Le Festival de Cannes influence-t-il vraiment le marché local des bijoux ?
Directement, peu. Le Festival attire une clientèle ultra-premium qui achète chez les grandes maisons sur la Croisette. En revanche, il ancre durablement l’image de Cannes comme ville du luxe et de la joaillerie, ce qui attire une clientèle touristique et résidentielle toute l’année sensible à la qualité des bijoutiers locaux.
Où se concentrent les bijouteries à Cannes aujourd’hui ?
Les bijouteries de prestige sont concentrées sur la Croisette et dans les galeries des grands hôtels (Martinez, Carlton, Majestic). Les bijoutiers-joailliers indépendants et les marchands d’or se trouvent principalement rue d’Antibes, rue Meynadier et dans les rues adjacentes du centre-ville. L’arrière-pays (Mougins, Valbonne) dispose aussi de quelques adresses reconnues pour la numismatique et l’expertise.

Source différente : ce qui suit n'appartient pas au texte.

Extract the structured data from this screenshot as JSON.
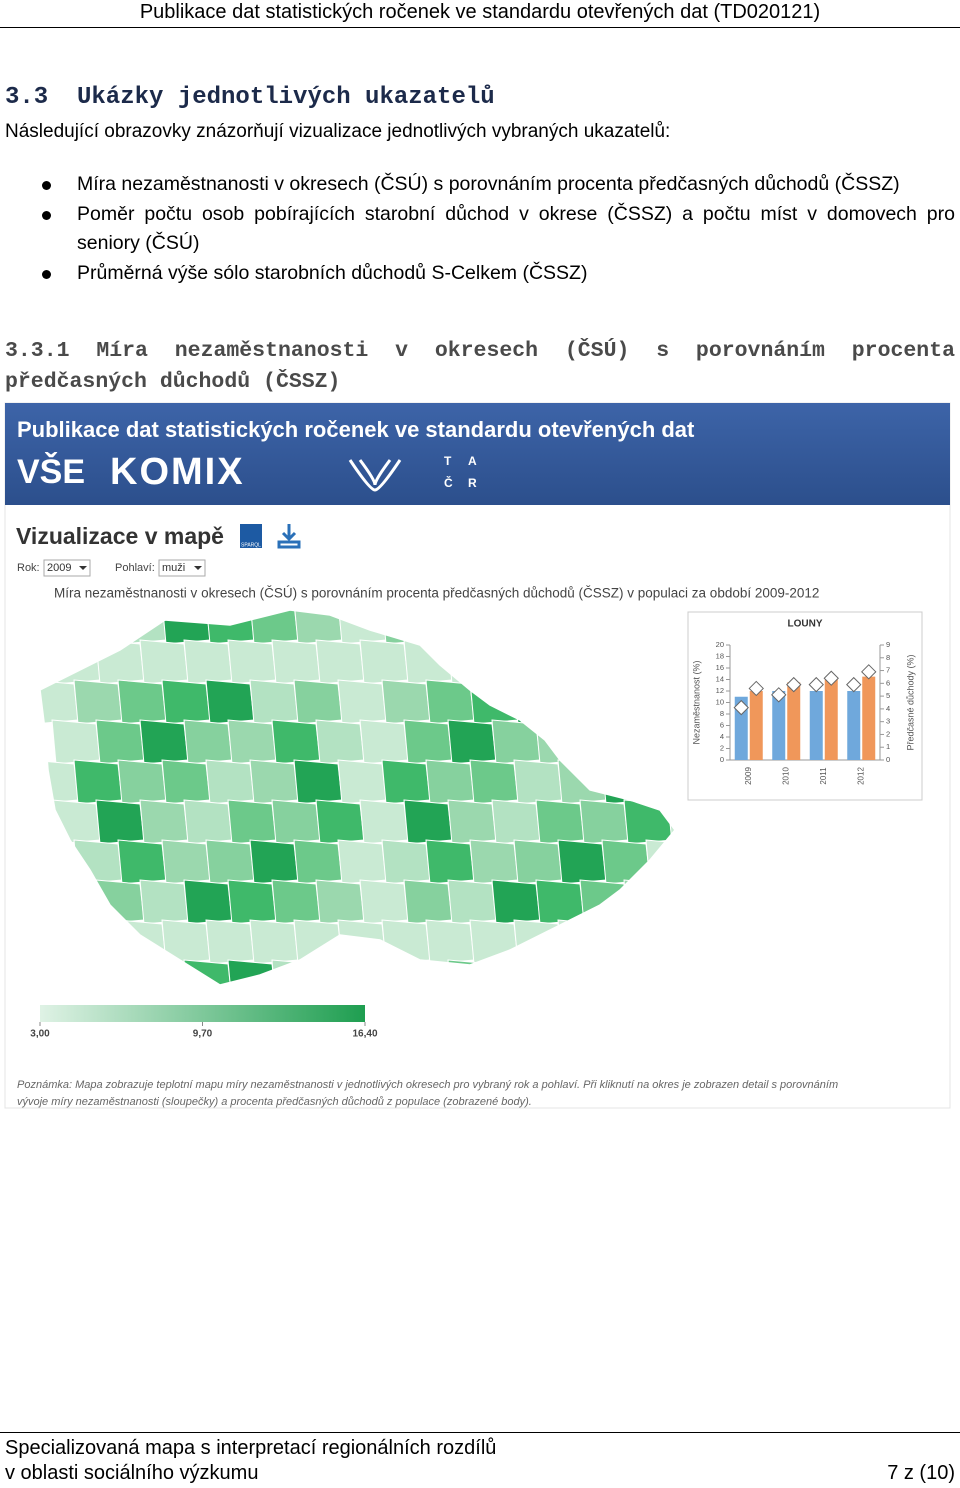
{
  "header": "Publikace dat statistických ročenek ve standardu otevřených dat (TD020121)",
  "section": {
    "number": "3.3",
    "title": "Ukázky jednotlivých ukazatelů"
  },
  "intro": "Následující obrazovky znázorňují vizualizace jednotlivých vybraných ukazatelů:",
  "bullets": [
    "Míra nezaměstnanosti v okresech (ČSÚ) s porovnáním procenta předčasných důchodů (ČSSZ)",
    "Poměr počtu osob pobírajících starobní důchod v okrese (ČSSZ) a počtu míst v domovech pro seniory (ČSÚ)",
    "Průměrná výše sólo starobních důchodů S-Celkem (ČSSZ)"
  ],
  "subsection": {
    "number": "3.3.1",
    "title": "Míra nezaměstnanosti v okresech (ČSÚ) s porovnáním procenta předčasných důchodů (ČSSZ)"
  },
  "screenshot": {
    "banner_title": "Publikace dat statistických ročenek ve standardu otevřených dat",
    "logos": [
      "VŠE",
      "KOMIX",
      "T",
      "A",
      "Č",
      "R"
    ],
    "heading": "Vizualizace v mapě",
    "sparql": "SPARQL",
    "filters": [
      {
        "label": "Rok:",
        "value": "2009"
      },
      {
        "label": "Pohlaví:",
        "value": "muži"
      }
    ],
    "map_title": "Míra nezaměstnanosti v okresech (ČSÚ) s porovnáním procenta předčasných důchodů (ČSSZ) v populaci za období 2009-2012",
    "scale": {
      "xlim": [
        3,
        16.4
      ],
      "colors": [
        "#dff2e5",
        "#1e9e50"
      ],
      "xticks": [
        {
          "value": 3,
          "label": "3,00"
        },
        {
          "value": 9.7,
          "label": "9,70"
        },
        {
          "value": 16.4,
          "label": "16,40"
        }
      ]
    },
    "note": [
      "Poznámka: Mapa zobrazuje teplotní mapu míry nezaměstnanosti v jednotlivých okresech pro vybraný rok a pohlaví. Při kliknutí na okres je zobrazen detail s porovnáním",
      "vývoje míry nezaměstnanosti (sloupečky) a procenta předčasných důchodů z populace (zobrazené body)."
    ]
  },
  "chart_data": {
    "type": "bar",
    "title": "LOUNY",
    "categories": [
      "2009",
      "2010",
      "2011",
      "2012"
    ],
    "ylabel": "Nezaměstnanost (%)",
    "y2label": "Předčasné důchody (%)",
    "ylim": [
      0,
      20
    ],
    "yticks": [
      0,
      2,
      4,
      6,
      8,
      10,
      12,
      14,
      16,
      18,
      20
    ],
    "y2lim": [
      0,
      9
    ],
    "y2ticks": [
      0,
      1,
      2,
      3,
      4,
      5,
      6,
      7,
      8,
      9
    ],
    "series": [
      {
        "color": "#6fa8dc",
        "values": [
          11,
          12,
          12,
          12
        ]
      },
      {
        "color": "#f0975a",
        "values": [
          12,
          13.5,
          14,
          14.5
        ]
      },
      {
        "color": "#ffffff",
        "marker": "diamond",
        "axis": "y2",
        "values": [
          4.1,
          5.1,
          5.9,
          5.9
        ]
      },
      {
        "color": "#ffffff",
        "marker": "diamond",
        "axis": "y2",
        "values": [
          5.6,
          5.9,
          6.4,
          6.9
        ]
      }
    ]
  },
  "footer": {
    "lines": [
      "Specializovaná mapa s interpretací regionálních rozdílů",
      "v oblasti sociálního výzkumu"
    ],
    "page": "7 z (10)"
  }
}
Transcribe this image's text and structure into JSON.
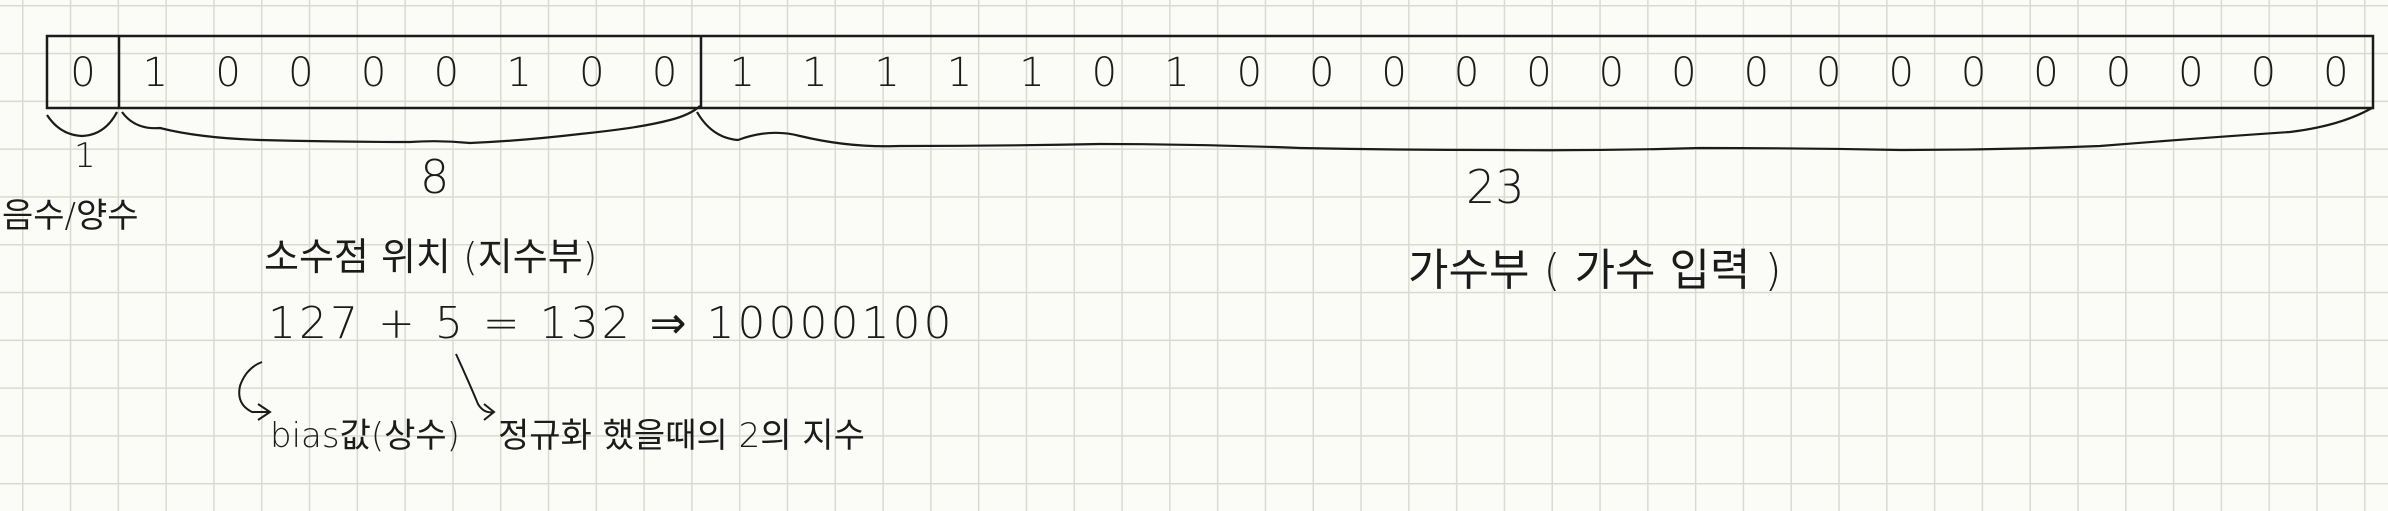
{
  "bits": {
    "sign": [
      "0"
    ],
    "exponent": [
      "1",
      "0",
      "0",
      "0",
      "0",
      "1",
      "0",
      "0"
    ],
    "mantissa": [
      "1",
      "1",
      "1",
      "1",
      "1",
      "0",
      "1",
      "0",
      "0",
      "0",
      "0",
      "0",
      "0",
      "0",
      "0",
      "0",
      "0",
      "0",
      "0",
      "0",
      "0",
      "0",
      "0"
    ]
  },
  "labels": {
    "sign_count": "1",
    "sign_name": "음수/양수",
    "exponent_count": "8",
    "exponent_name": "소수점 위치 (지수부)",
    "mantissa_count": "23",
    "mantissa_name": "가수부 ( 가수 입력 )"
  },
  "formula": {
    "text": "127 + 5  = 132 ⇒ 10000100",
    "bias_note": "bias값(상수)",
    "exp_note": "정규화 했을때의 2의 지수"
  },
  "colors": {
    "ink": "#1b1b1b",
    "grid": "#d9dbd2",
    "paper": "#fbfbf8"
  }
}
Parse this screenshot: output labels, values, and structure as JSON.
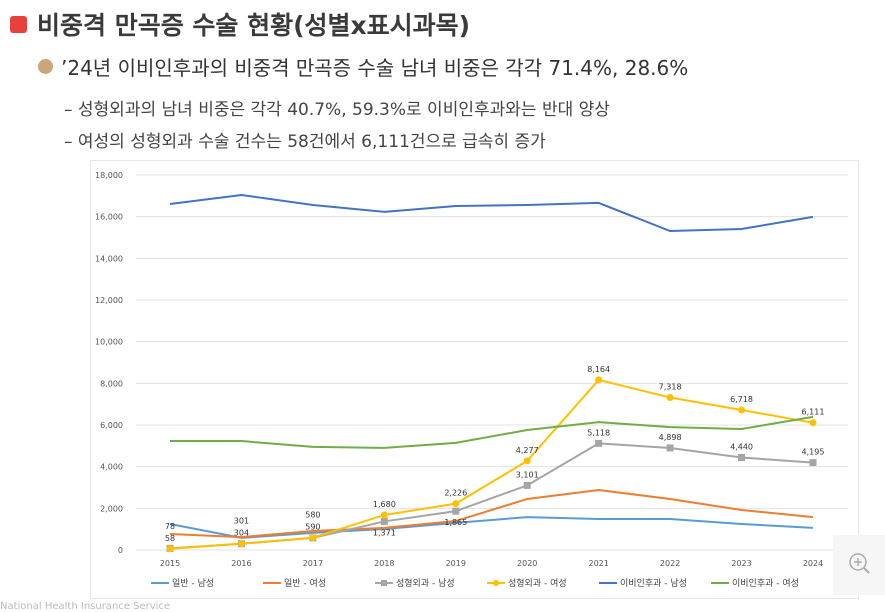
{
  "title": "비중격 만곡증 수술 현황(성별x표시과목)",
  "bullet": "’24년 이비인후과의 비중격 만곡증 수술 남녀 비중은 각각 71.4%, 28.6%",
  "sub1": "– 성형외과의 남녀 비중은 각각 40.7%, 59.3%로 이비인후과와는 반대 양상",
  "sub2": "– 여성의 성형외과 수술 건수는 58건에서 6,111건으로 급속히 증가",
  "footer": "National Health Insurance Service",
  "zoom_icon": "zoom-in-icon",
  "chart_data": {
    "type": "line",
    "categories": [
      "2015",
      "2016",
      "2017",
      "2018",
      "2019",
      "2020",
      "2021",
      "2022",
      "2023",
      "2024"
    ],
    "ylim": [
      0,
      18000
    ],
    "yticks": [
      "0",
      "2,000",
      "4,000",
      "6,000",
      "8,000",
      "10,000",
      "12,000",
      "14,000",
      "16,000",
      "18,000"
    ],
    "grid": true,
    "legend": "bottom",
    "series": [
      {
        "name": "일반 - 남성",
        "color": "#5b9bd5",
        "marker": "none",
        "values": [
          1250,
          580,
          820,
          1010,
          1300,
          1580,
          1490,
          1490,
          1250,
          1060
        ]
      },
      {
        "name": "일반 - 여성",
        "color": "#ed7d31",
        "marker": "none",
        "values": [
          770,
          620,
          910,
          1060,
          1390,
          2450,
          2880,
          2450,
          1920,
          1580
        ]
      },
      {
        "name": "성형외과 - 남성",
        "color": "#a5a5a5",
        "marker": "square",
        "values": [
          78,
          301,
          580,
          1371,
          1865,
          3101,
          5118,
          4898,
          4440,
          4195
        ],
        "labels": [
          "78",
          "301",
          "580",
          "1,371",
          "1,865",
          "3,101",
          "5,118",
          "4,898",
          "4,440",
          "4,195"
        ]
      },
      {
        "name": "성형외과 - 여성",
        "color": "#ffc000",
        "marker": "circle",
        "values": [
          58,
          304,
          590,
          1680,
          2226,
          4277,
          8164,
          7318,
          6718,
          6111
        ],
        "labels": [
          "58",
          "304",
          "590",
          "1,680",
          "2,226",
          "4,277",
          "8,164",
          "7,318",
          "6,718",
          "6,111"
        ]
      },
      {
        "name": "이비인후과 - 남성",
        "color": "#4472c4",
        "marker": "none",
        "values": [
          16610,
          17040,
          16560,
          16230,
          16510,
          16560,
          16660,
          15310,
          15410,
          15990
        ]
      },
      {
        "name": "이비인후과 - 여성",
        "color": "#70ad47",
        "marker": "none",
        "values": [
          5230,
          5230,
          4950,
          4900,
          5140,
          5760,
          6140,
          5900,
          5810,
          6390
        ]
      }
    ]
  }
}
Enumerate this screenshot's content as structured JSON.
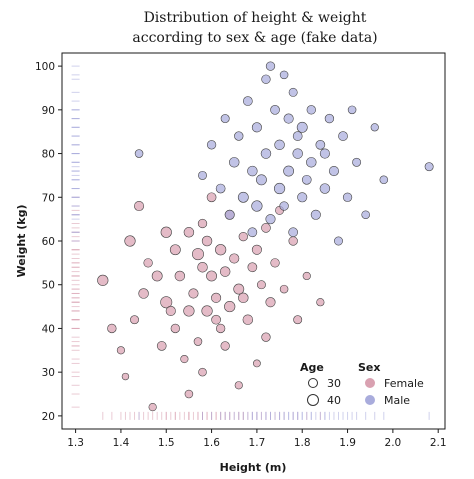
{
  "chart_data": {
    "type": "scatter",
    "title": [
      "Distribution of height & weight",
      "according to sex & age (fake data)"
    ],
    "xlabel": "Height (m)",
    "ylabel": "Weight (kg)",
    "xlim": [
      1.27,
      2.115
    ],
    "ylim": [
      17,
      103
    ],
    "xticks": [
      "1.3",
      "1.4",
      "1.5",
      "1.6",
      "1.7",
      "1.8",
      "1.9",
      "2.0",
      "2.1"
    ],
    "yticks": [
      "20",
      "30",
      "40",
      "50",
      "60",
      "70",
      "80",
      "90",
      "100"
    ],
    "grid": false,
    "legend_position": "bottom-right",
    "legend": {
      "size_title": "Age",
      "size_entries": [
        {
          "label": "30",
          "value": 30
        },
        {
          "label": "40",
          "value": 40
        }
      ],
      "color_title": "Sex",
      "color_entries": [
        {
          "label": "Female",
          "color": "#d9a1b1"
        },
        {
          "label": "Male",
          "color": "#a9acdc"
        }
      ]
    },
    "series": [
      {
        "name": "Female",
        "color": "#d9a1b1",
        "points": [
          [
            1.36,
            51,
            38
          ],
          [
            1.38,
            40,
            33
          ],
          [
            1.4,
            35,
            30
          ],
          [
            1.41,
            29,
            28
          ],
          [
            1.42,
            60,
            38
          ],
          [
            1.43,
            42,
            32
          ],
          [
            1.44,
            68,
            35
          ],
          [
            1.45,
            48,
            36
          ],
          [
            1.47,
            22,
            30
          ],
          [
            1.46,
            55,
            33
          ],
          [
            1.49,
            36,
            34
          ],
          [
            1.5,
            62,
            38
          ],
          [
            1.5,
            46,
            40
          ],
          [
            1.52,
            40,
            33
          ],
          [
            1.52,
            58,
            37
          ],
          [
            1.53,
            52,
            36
          ],
          [
            1.54,
            33,
            30
          ],
          [
            1.55,
            62,
            36
          ],
          [
            1.55,
            44,
            38
          ],
          [
            1.56,
            48,
            35
          ],
          [
            1.57,
            57,
            40
          ],
          [
            1.57,
            37,
            31
          ],
          [
            1.58,
            54,
            36
          ],
          [
            1.58,
            64,
            33
          ],
          [
            1.59,
            44,
            38
          ],
          [
            1.6,
            52,
            37
          ],
          [
            1.6,
            70,
            34
          ],
          [
            1.61,
            47,
            35
          ],
          [
            1.62,
            58,
            38
          ],
          [
            1.62,
            40,
            33
          ],
          [
            1.63,
            53,
            36
          ],
          [
            1.64,
            66,
            34
          ],
          [
            1.64,
            45,
            38
          ],
          [
            1.65,
            56,
            35
          ],
          [
            1.66,
            49,
            37
          ],
          [
            1.67,
            61,
            33
          ],
          [
            1.68,
            42,
            36
          ],
          [
            1.69,
            54,
            34
          ],
          [
            1.7,
            58,
            35
          ],
          [
            1.71,
            50,
            32
          ],
          [
            1.72,
            63,
            34
          ],
          [
            1.73,
            46,
            35
          ],
          [
            1.74,
            55,
            33
          ],
          [
            1.75,
            67,
            32
          ],
          [
            1.76,
            49,
            31
          ],
          [
            1.78,
            60,
            33
          ],
          [
            1.79,
            42,
            32
          ],
          [
            1.81,
            52,
            30
          ],
          [
            1.84,
            46,
            30
          ],
          [
            1.58,
            30,
            31
          ],
          [
            1.66,
            27,
            30
          ],
          [
            1.7,
            32,
            29
          ],
          [
            1.63,
            36,
            33
          ],
          [
            1.55,
            25,
            31
          ],
          [
            1.72,
            38,
            33
          ],
          [
            1.51,
            44,
            35
          ],
          [
            1.48,
            52,
            37
          ],
          [
            1.59,
            60,
            36
          ],
          [
            1.61,
            42,
            34
          ],
          [
            1.67,
            47,
            36
          ]
        ]
      },
      {
        "name": "Male",
        "color": "#a9acdc",
        "points": [
          [
            1.44,
            80,
            31
          ],
          [
            1.58,
            75,
            32
          ],
          [
            1.6,
            82,
            33
          ],
          [
            1.62,
            72,
            34
          ],
          [
            1.63,
            88,
            32
          ],
          [
            1.64,
            66,
            35
          ],
          [
            1.65,
            78,
            36
          ],
          [
            1.66,
            84,
            33
          ],
          [
            1.67,
            70,
            37
          ],
          [
            1.68,
            92,
            34
          ],
          [
            1.69,
            76,
            36
          ],
          [
            1.7,
            68,
            38
          ],
          [
            1.7,
            86,
            35
          ],
          [
            1.71,
            74,
            37
          ],
          [
            1.72,
            97,
            33
          ],
          [
            1.72,
            80,
            36
          ],
          [
            1.73,
            65,
            35
          ],
          [
            1.74,
            90,
            34
          ],
          [
            1.75,
            72,
            38
          ],
          [
            1.75,
            82,
            36
          ],
          [
            1.76,
            68,
            33
          ],
          [
            1.77,
            88,
            35
          ],
          [
            1.77,
            76,
            37
          ],
          [
            1.78,
            62,
            34
          ],
          [
            1.78,
            94,
            32
          ],
          [
            1.79,
            80,
            36
          ],
          [
            1.8,
            70,
            35
          ],
          [
            1.8,
            86,
            37
          ],
          [
            1.81,
            74,
            34
          ],
          [
            1.82,
            90,
            33
          ],
          [
            1.82,
            78,
            36
          ],
          [
            1.83,
            66,
            35
          ],
          [
            1.84,
            82,
            34
          ],
          [
            1.85,
            72,
            36
          ],
          [
            1.86,
            88,
            33
          ],
          [
            1.87,
            76,
            35
          ],
          [
            1.88,
            60,
            32
          ],
          [
            1.89,
            84,
            34
          ],
          [
            1.9,
            70,
            33
          ],
          [
            1.91,
            90,
            31
          ],
          [
            1.92,
            78,
            32
          ],
          [
            1.94,
            66,
            31
          ],
          [
            1.96,
            86,
            30
          ],
          [
            1.98,
            74,
            31
          ],
          [
            2.08,
            77,
            32
          ],
          [
            1.73,
            100,
            33
          ],
          [
            1.76,
            98,
            31
          ],
          [
            1.69,
            62,
            34
          ],
          [
            1.85,
            80,
            35
          ],
          [
            1.79,
            84,
            34
          ]
        ]
      }
    ]
  }
}
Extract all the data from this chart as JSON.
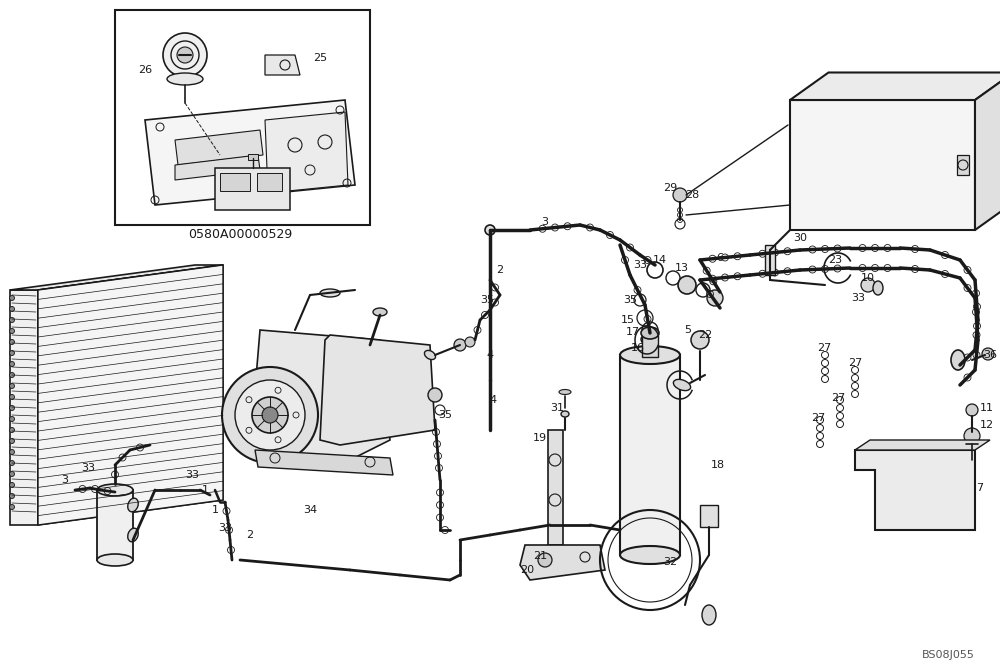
{
  "bg_color": "#ffffff",
  "line_color": "#1a1a1a",
  "watermark": "BS08J055",
  "box_label": "0580A00000529",
  "fig_width": 10.0,
  "fig_height": 6.72,
  "dpi": 100
}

L’or de la Côte d’Azur a-t-il une particularité historique ?
Oui. La diversité des origines de l’or en circulation sur la Côte d’Azur est remarquable : pièces britanniques (souverains), françaises (Napoléon), russes (roubles tsaristes), austro-hongroises (florins), ottomanes, nord-africaines… Cette diversité reflète l’histoire cosmopolite de la région et nourrit un marché numismatique plus varié qu’ailleurs en France.